Session Zero Part 10: Group Template

David Teniers the Younger - The King Drinks (1690)

Everything is going great.  All of the players have come together and created characters, where there were none.  They have tied their characters to your setting.  Everyone participated, contributed, and (hopefully) had a good time doing it.  It can seem lengthy, but that is what Session Zero is all about.

But, alas, we are not done yet.  This is the final post of the series, where we transition from crafting the characters, to how the characters know each other and where they work.

I must admit something.  I have no interest in running games where the characters do not have a relationship together, let alone having never met.  I have spent years crafting opening scenarios where I either trap the players into a scene (“prisoners on a wagon”) to the no one knows anyone (“you meet in a tavern”), and of course everything in between.

No, I make the players tell me how they know each and every party member.  Not just one either.  All of them.  Many times I establish a business or organization (current day) where they all work, then make them determine how they got there.

I do recommend that you, the DM, be flexible to what they want, and listen very closely.

 

Section 1: Where You Work

For this campaign (the Lost Mine of Phandelver from D&D 5th Edition Starter Box set), rather than the recommended hook where the adventurers are “on their way” to delivering goods for a patron as contractors, I fleshed out the patron’s business, and made our characters employees of it.

To that end, I had the players answer the following questions about their job with the boss, Gundren Rockseeker.  I want to know how long characters have been working with Rockseeker, and are under contract for how many more months.  I also have them get a steady paycheck from Rockseeker, of which cover the “Modest Lifestyle” expenses, but also to guarantee extra coin for their efforts.  To reflect my economy, I show what other jobs pay.  For more fun, I state their contract entitles them to a death benefit (in the unlikely event of course), they can roll for the amount and declare where it should be given.

Another detail I like to find out in this section is about looting bodies.  This is a perfect time for players to figure out about who will loot, how it is split, and who may not care about that sort of thing.

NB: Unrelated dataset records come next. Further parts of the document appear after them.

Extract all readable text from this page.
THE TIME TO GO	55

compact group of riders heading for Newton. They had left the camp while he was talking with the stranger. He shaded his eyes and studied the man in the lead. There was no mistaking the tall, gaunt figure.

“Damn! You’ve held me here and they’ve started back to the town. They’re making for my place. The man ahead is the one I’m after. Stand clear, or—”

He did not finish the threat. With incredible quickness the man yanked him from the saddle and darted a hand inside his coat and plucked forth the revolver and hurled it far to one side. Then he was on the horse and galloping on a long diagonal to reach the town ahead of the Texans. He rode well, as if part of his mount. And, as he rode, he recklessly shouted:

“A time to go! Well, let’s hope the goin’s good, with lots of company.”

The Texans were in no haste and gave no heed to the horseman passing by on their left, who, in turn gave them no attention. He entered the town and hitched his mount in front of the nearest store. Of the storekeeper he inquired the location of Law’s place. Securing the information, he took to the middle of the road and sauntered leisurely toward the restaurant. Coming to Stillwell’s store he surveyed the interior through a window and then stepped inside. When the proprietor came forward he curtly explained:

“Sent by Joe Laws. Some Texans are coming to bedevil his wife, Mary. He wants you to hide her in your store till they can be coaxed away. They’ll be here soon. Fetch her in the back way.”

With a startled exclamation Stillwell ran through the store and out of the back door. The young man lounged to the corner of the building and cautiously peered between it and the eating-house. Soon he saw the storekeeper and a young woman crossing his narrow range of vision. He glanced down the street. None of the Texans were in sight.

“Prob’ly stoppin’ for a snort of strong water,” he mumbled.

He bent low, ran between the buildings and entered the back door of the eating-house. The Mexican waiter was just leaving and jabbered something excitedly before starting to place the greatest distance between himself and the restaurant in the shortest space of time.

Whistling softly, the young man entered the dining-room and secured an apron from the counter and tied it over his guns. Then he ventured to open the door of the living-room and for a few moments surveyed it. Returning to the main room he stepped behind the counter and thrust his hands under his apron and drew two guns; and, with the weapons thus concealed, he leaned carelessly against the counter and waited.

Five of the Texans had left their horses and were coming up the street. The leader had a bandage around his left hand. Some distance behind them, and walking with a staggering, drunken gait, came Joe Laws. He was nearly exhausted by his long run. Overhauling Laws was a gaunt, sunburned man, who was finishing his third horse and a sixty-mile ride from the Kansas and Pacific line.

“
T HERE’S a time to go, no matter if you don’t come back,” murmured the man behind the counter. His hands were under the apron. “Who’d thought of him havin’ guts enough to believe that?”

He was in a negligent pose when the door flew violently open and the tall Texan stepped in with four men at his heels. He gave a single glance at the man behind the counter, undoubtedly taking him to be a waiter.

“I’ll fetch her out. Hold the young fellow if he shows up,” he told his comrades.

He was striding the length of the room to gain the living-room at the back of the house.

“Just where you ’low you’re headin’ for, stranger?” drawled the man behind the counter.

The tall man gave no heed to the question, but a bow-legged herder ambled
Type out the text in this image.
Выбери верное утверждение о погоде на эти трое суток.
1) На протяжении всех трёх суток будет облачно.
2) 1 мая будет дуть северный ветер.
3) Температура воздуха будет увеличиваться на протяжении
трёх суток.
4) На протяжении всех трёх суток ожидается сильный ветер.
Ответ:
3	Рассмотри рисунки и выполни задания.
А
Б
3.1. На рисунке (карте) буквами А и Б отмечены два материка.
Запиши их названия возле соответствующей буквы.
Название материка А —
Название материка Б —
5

DM Tip:  I had my players make 2 characters each.  That way I could have two teams, just in case of total-party-kills.  If a single player would die, they could be sent to catch up with the original party.

Group Worksheet 1

This final section is how each character knows each other before working for their employer.  Players can pick or roll (in pairs) until every relationship is decided.

Group Worksheet 2

I know this is quite a journey, but once your players go through answering all the questions together, rolling for all their starting gold, and finding out how everyone knows each other, you may not ever have players bring characters made in isolation again.